2016.08.22 CATEGORY:コラム
弊社コンサルタントの内藤による週刊観光経済新聞のコラム。
宿泊施設全体として一服感が出ている今、減速ムードになった際に備えて、まずはターゲットを明確にするなど足元を見直し、戦略を練るべきと提案している。

「大阪の主要ホテル、高稼働率が一服」「都内主要ホテル稼働率、高水準でも低下」いずれも日経新聞に掲載された見出しであるが、「宿泊難民」や「ホテル不足」と騒がれていた状況からは、明らかに潮目が変わりつつある。
そのことは肌感覚でも実感しておられることかと思う。
インバウンド自体は増え続けているものの、インバウンドツアーは高騰する都市部の宿泊を避けたり、個人リピーターは地方へ分散傾向にあったり、また宿泊施設そのものの供給数の増加などもあり、全体的に記事の如く一服感が出ている。
市場が好調な時は何をしても、あるいは何もしなくても伸びていくが、市場が減速ムードになった時は施策を打っている施設とそうでない施設の差が明確に出やすい。

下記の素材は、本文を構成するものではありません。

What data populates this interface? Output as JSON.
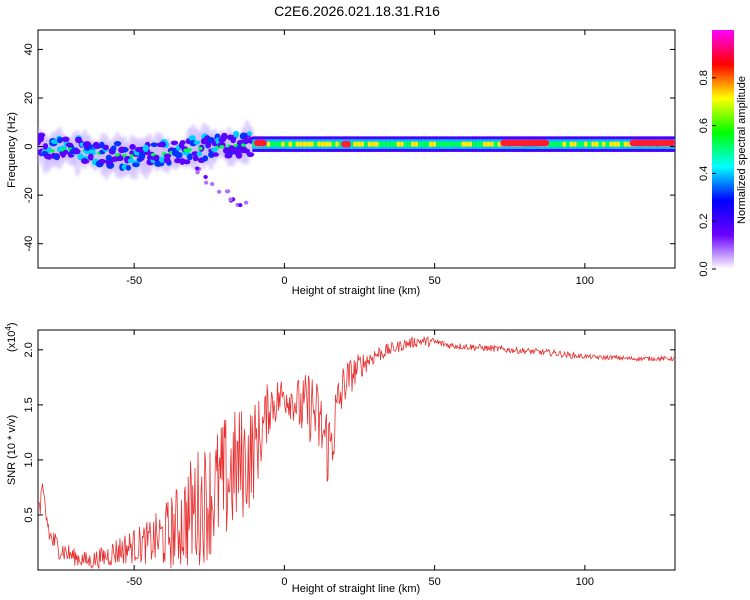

したがって、再度冷静に自施設の取るべき施策の見直しを図ることが重要となる。
そのような時期に再び差し掛かっていると思われる。
まずは、再度自施設のターゲットを明確化することが大事である。国内個人旅行、国内ツアー旅行、国内団体旅行、海外個人旅行、海外ツアー旅行など、それぞれにおいて取るべき施策は異なってくるので、どのターゲットをどういうバランスで取るかを戦略的に決めて、実行していくことが求められる。

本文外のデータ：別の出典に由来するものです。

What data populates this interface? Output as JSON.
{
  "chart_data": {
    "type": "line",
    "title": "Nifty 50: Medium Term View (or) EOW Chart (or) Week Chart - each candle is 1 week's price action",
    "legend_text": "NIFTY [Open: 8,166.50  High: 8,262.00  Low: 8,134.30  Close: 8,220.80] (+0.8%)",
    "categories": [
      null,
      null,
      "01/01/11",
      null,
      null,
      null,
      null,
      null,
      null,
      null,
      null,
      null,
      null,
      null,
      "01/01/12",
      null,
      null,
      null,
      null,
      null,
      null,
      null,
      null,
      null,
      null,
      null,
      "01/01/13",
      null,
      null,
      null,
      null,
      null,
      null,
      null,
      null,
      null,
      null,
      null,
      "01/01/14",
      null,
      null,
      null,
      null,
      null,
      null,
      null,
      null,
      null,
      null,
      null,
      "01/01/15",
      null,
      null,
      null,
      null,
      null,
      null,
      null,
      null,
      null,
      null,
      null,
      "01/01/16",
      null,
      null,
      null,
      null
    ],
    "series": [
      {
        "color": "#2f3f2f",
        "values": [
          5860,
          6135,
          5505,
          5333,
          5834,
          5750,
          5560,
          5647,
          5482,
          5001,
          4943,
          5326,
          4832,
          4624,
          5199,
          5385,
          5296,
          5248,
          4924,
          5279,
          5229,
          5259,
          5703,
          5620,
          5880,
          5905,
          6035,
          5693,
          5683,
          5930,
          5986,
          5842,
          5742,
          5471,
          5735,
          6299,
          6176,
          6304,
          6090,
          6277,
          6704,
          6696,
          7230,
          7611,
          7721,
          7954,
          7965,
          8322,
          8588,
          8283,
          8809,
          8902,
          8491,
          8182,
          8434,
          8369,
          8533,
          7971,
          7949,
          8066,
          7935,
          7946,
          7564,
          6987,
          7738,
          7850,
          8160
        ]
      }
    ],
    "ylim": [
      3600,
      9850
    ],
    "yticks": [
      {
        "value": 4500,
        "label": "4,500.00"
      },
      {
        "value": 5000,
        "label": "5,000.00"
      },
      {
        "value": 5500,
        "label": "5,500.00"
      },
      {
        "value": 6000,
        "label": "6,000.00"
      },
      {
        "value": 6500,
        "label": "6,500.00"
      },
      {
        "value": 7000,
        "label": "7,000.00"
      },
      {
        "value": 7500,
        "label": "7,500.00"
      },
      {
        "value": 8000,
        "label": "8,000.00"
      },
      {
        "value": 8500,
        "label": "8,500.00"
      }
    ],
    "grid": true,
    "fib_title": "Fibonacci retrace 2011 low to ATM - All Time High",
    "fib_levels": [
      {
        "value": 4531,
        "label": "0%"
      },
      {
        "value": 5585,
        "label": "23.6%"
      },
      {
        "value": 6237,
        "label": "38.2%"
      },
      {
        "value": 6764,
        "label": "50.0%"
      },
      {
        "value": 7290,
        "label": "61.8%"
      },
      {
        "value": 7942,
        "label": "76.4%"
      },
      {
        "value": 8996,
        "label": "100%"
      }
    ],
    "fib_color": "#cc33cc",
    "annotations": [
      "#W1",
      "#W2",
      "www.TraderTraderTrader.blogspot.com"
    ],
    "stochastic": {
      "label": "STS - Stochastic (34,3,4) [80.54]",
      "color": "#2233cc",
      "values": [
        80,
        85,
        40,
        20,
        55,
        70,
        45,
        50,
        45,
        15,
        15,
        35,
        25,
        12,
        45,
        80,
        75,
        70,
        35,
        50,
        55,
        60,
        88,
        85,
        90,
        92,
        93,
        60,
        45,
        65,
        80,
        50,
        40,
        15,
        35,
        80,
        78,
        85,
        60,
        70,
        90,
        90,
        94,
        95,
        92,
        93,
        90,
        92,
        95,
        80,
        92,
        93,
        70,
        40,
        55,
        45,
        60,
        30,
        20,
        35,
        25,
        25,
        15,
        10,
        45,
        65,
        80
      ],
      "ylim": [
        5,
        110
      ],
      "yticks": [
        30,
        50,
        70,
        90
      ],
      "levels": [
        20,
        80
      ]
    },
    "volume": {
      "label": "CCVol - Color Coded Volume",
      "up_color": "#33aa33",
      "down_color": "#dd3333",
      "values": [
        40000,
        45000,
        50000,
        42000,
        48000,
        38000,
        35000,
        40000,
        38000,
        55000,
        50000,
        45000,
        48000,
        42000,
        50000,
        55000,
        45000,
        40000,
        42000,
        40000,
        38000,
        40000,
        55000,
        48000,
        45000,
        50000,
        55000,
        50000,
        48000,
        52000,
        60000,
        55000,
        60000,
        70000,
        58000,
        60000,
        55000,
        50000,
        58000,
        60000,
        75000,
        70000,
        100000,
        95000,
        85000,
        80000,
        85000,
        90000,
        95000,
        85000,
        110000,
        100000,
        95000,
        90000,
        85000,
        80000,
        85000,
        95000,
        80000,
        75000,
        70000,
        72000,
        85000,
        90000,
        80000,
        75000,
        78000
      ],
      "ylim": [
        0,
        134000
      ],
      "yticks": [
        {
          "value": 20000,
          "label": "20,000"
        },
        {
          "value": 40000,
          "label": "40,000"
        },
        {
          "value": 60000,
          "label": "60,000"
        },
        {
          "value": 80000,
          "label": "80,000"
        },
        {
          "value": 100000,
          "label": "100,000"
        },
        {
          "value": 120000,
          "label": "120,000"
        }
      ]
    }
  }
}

一例を上げると、国内個人のお客様に対しては再度宿泊プランの見直しや、アンケートやクチコミの点数やコメントから強化すべき部分、改善すべき部分の洗い出しの実施。海外のお客様に対しては、今までお越し頂いた方々が何を目当てに来て、実際に来た際に何に興味を示し、満足をされたかを考える必要がある。それは、国内同様にクチコミ等に現れる場合もあるが、実際に現地でやりとりした中での印象も大きいので一層の注意が必要になってくる。
いずれにせよ、一服感が出てきた現状において、再び地に足をつけて、戦略を練る状況になったことは間違いないので、足元を見直してみて欲しい。